For Expressing the Divine[edit | edit source]

But by any path whatever, if you follow it sincerely enough and fairly constantly you arrive, by any path whatsoever—I tell you, you may make shoes and find the Divine. There are illuminating examples that are indisputable. It matters little what one does. There are numerous examples of people who were doing gardening, or cultivating, and who found the Divine even while they were working physically; they had no need to stop their work to do this. You do not understand? You believe one must have what?—a philosophical knowledge?[29]

~

Whether one can express the Divine himself in art? But in what can one express Him? I mean, what exactly do you call "expressing the Divine"? In words? In teachings? In books, finally? Or how else? Who has expressed the Divine completely in the material world?... It is only when the material world is transformed that it will be possible to express the Divine in his purity. And I don't see what difference there can be between art and any other activity. It is something which has the capacity to become fused, but not entirely, and it remains (how to put it?) an instrument for giving a form. And I don't see what difference this makes, whatever may be the form. If one can express the Divine with words, one can express Him with colours, express Him with sounds, express Him with forms. But in none of these instances is the expression perfect, for the union is not perfect. But when the world is transformed and the Divine is able to manifest Himself without being deformed, the expression will be perfect. But for the moment all expressions are on the same plane. None of them is better than any other.
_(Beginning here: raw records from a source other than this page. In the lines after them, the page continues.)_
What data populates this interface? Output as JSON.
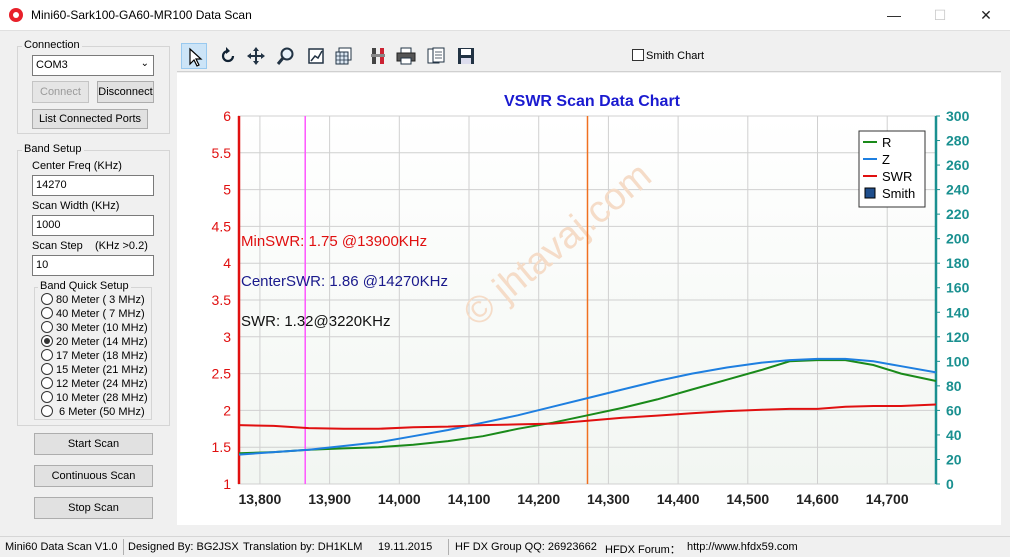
{
  "window": {
    "title": "Mini60-Sark100-GA60-MR100 Data Scan",
    "minimize": "—",
    "maximize": "☐",
    "close": "✕"
  },
  "connection": {
    "group_title": "Connection",
    "port": "COM3",
    "connect_label": "Connect",
    "disconnect_label": "Disconnect",
    "list_ports_label": "List Connected Ports"
  },
  "band_setup": {
    "group_title": "Band Setup",
    "center_freq_label": "Center Freq  (KHz)",
    "center_freq_value": "14270",
    "scan_width_label": "Scan Width   (KHz)",
    "scan_width_value": "1000",
    "scan_step_label": "Scan Step",
    "scan_step_hint": "(KHz >0.2)",
    "scan_step_value": "10",
    "quick_title": "Band Quick Setup",
    "bands": [
      {
        "label": "80 Meter (  3 MHz)",
        "checked": false
      },
      {
        "label": "40 Meter (  7 MHz)",
        "checked": false
      },
      {
        "label": "30 Meter (10 MHz)",
        "checked": false
      },
      {
        "label": "20 Meter (14 MHz)",
        "checked": true
      },
      {
        "label": "17 Meter (18 MHz)",
        "checked": false
      },
      {
        "label": "15 Meter (21 MHz)",
        "checked": false
      },
      {
        "label": "12 Meter (24 MHz)",
        "checked": false
      },
      {
        "label": "10 Meter (28 MHz)",
        "checked": false
      },
      {
        "label": "  6 Meter  (50 MHz)",
        "checked": false
      }
    ]
  },
  "actions": {
    "start": "Start Scan",
    "continuous": "Continuous Scan",
    "stop": "Stop Scan"
  },
  "toolbar": {
    "smith_chart_label": "Smith Chart",
    "smith_chart_checked": false
  },
  "watermark": "© jhtavaj.com",
  "chart_data": {
    "type": "line",
    "title": "VSWR Scan Data Chart",
    "x_ticks": [
      "13,800",
      "13,900",
      "14,000",
      "14,100",
      "14,200",
      "14,300",
      "14,400",
      "14,500",
      "14,600",
      "14,700"
    ],
    "x_tick_values": [
      13800,
      13900,
      14000,
      14100,
      14200,
      14300,
      14400,
      14500,
      14600,
      14700
    ],
    "xlim": [
      13770,
      14770
    ],
    "y_left_ticks": [
      "1",
      "1.5",
      "2",
      "2.5",
      "3",
      "3.5",
      "4",
      "4.5",
      "5",
      "5.5",
      "6"
    ],
    "y_left_lim": [
      1,
      6
    ],
    "y_right_ticks": [
      "0",
      "20",
      "40",
      "60",
      "80",
      "100",
      "120",
      "140",
      "160",
      "180",
      "200",
      "220",
      "240",
      "260",
      "280",
      "300"
    ],
    "y_right_lim": [
      0,
      300
    ],
    "grid": true,
    "legend_position": "top-right",
    "legend": [
      {
        "name": "R",
        "color": "#1a8a1a",
        "kind": "line"
      },
      {
        "name": "Z",
        "color": "#1e7fe0",
        "kind": "line"
      },
      {
        "name": "SWR",
        "color": "#e01010",
        "kind": "line"
      },
      {
        "name": "Smith",
        "color": "#1f4e8c",
        "kind": "box"
      }
    ],
    "annotations": [
      {
        "text": "MinSWR: 1.75 @13900KHz",
        "color": "#e01010"
      },
      {
        "text": "CenterSWR: 1.86 @14270KHz",
        "color": "#1a1a8c"
      },
      {
        "text": "SWR: 1.32@3220KHz",
        "color": "#111111"
      }
    ],
    "markers": [
      {
        "x": 13865,
        "color": "#ff55ff"
      },
      {
        "x": 14270,
        "color": "#f07020"
      }
    ],
    "x": [
      13770,
      13820,
      13870,
      13920,
      13970,
      14020,
      14070,
      14120,
      14170,
      14220,
      14270,
      14320,
      14370,
      14420,
      14470,
      14520,
      14560,
      14600,
      14640,
      14680,
      14720,
      14770
    ],
    "series": [
      {
        "name": "R",
        "axis": "right",
        "color": "#1a8a1a",
        "values": [
          25,
          26,
          28,
          29,
          30,
          32,
          35,
          39,
          45,
          50,
          56,
          62,
          69,
          77,
          85,
          93,
          100,
          101,
          101,
          97,
          90,
          84
        ]
      },
      {
        "name": "Z",
        "axis": "right",
        "color": "#1e7fe0",
        "values": [
          24,
          26,
          28,
          31,
          34,
          39,
          44,
          50,
          56,
          63,
          70,
          77,
          84,
          90,
          95,
          99,
          101,
          102,
          102,
          100,
          96,
          91
        ]
      },
      {
        "name": "SWR",
        "axis": "left",
        "color": "#e01010",
        "values": [
          1.8,
          1.79,
          1.76,
          1.75,
          1.75,
          1.77,
          1.78,
          1.8,
          1.81,
          1.82,
          1.86,
          1.9,
          1.93,
          1.96,
          1.99,
          2.01,
          2.02,
          2.02,
          2.05,
          2.06,
          2.06,
          2.08
        ]
      }
    ]
  },
  "status": {
    "version": "Mini60 Data Scan V1.0",
    "designed": "Designed By: BG2JSX",
    "translation": "Translation by: DH1KLM",
    "date": "19.11.2015",
    "group": "HF DX Group QQ: 26923662",
    "forum": "HFDX Forum：",
    "url": "http://www.hfdx59.com"
  }
}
One mode of expression (I mean in itself) is not better than another. There is always something of the human personality, the being in form, which is there to give a limitation or deformation to what has to be expressed. [30]

~

… all activities of knowledge that seek after or express Truth are in themselves rightful materials for a complete offering; none ought necessarily to be excluded from the wide framework of the divine life. The mental and physical sciences which examine into the laws and forms and processes of things, those which concern the life of men and animals, the social, political, linguistic and historical and those which seek to know and control the labours and activities by which man subdues and utilises his world and environment, and the noble and beautiful Arts which are at once work and knowledge,—for every well-made and significant poem, picture, statue or building is an act of creative knowledge, a living discovery of the consciousness, a figure of Truth, a dynamic form of mental and vital self-expression or world-expression,—all that seeks, all that finds, all that voices or figures is a realisation of something of the play of the Infinite and to that extent can be made a means of God-realisation or of divine formation. But the Yogin has to see that it is no longer done as part of an ignorant mental life; it can be accepted by him only if by the feeling, the remembrance, the dedication within it, it is turned into a movement of the spiritual consciousness and becomes a part of its vast grasp of comprehensive illuminating knowledge.[31]

~

Science, art, philosophy, ethics, psychology, the knowledge of man and his past, action itself are means by which we arrive at the knowledge of the workings of God through Nature and through life. At first it is the workings of life and forms of Nature which occupy us, but as we go deeper and deeper and get a completer view and experience, each of these lines brings us face to face with God. Science at its limits, even physical Science, is compelled to perceive in the end the infinite, the universal, the spirit, the divine intelligence and will in the material universe. Still more easily must this be the end with the psychic sciences which deal with the operations of higher and subtler planes and powers of our being and come into contact with the beings and the phenomena of the worlds behind which are unseen, not sensible by our physical organs, but ascertainable by the subtle mind and senses. Art leads to the same end; the aesthetic human being intensely preoccupied with Nature through aesthetic emotion must in the end arrive at spiritual emotion and perceive not only the infinite life, but the infinite presence within her; preoccupied with beauty in the life of man he must in the end come to see the divine, the universal, the spiritual in humanity. [32]

~

The spiritual life does not need, for its purity, to destroy interest in all things except the Inexpressible or to cut at the roots of the Sciences, the Arts and Life. It may well be one of the effects of an integral spiritual knowledge and activity to lift them out of their limitations, substitute for our mind's ignorant, limited, tepid or trepidant pleasure in them a free, intense and uplifting urge of delight and supply a new source of creative spiritual power and illumination by which they can be carried more swiftly and profoundly towards their absolute light in knowledge and their yet undreamed possibilities and most dynamic energy of content and form and practice. The one thing needful must be pursued first and always; but all things else come with it as its outcome and have not so much to be added to us as recovered and reshaped in its self-light and as portions of its self-expressive force. [33]

~

It is evident that in a life governed by the gnostic consciousness...The arts and the crafts would exist, not for any inferior mental or vital amusement, entertainment of leisure and relieving excitement or pleasure, but as expressions and means of the truth of the spirit and the beauty and delight of existence. Life and the body would be no longer tyrannous masters demanding nine tenths of existence for their satisfaction, but means and powers for the expression of the spirit. At the same time, since matter and the body are accepted, the control and the right use of physical things would be a part of the realised life of the spirit in the manifestation in earth-nature. [34]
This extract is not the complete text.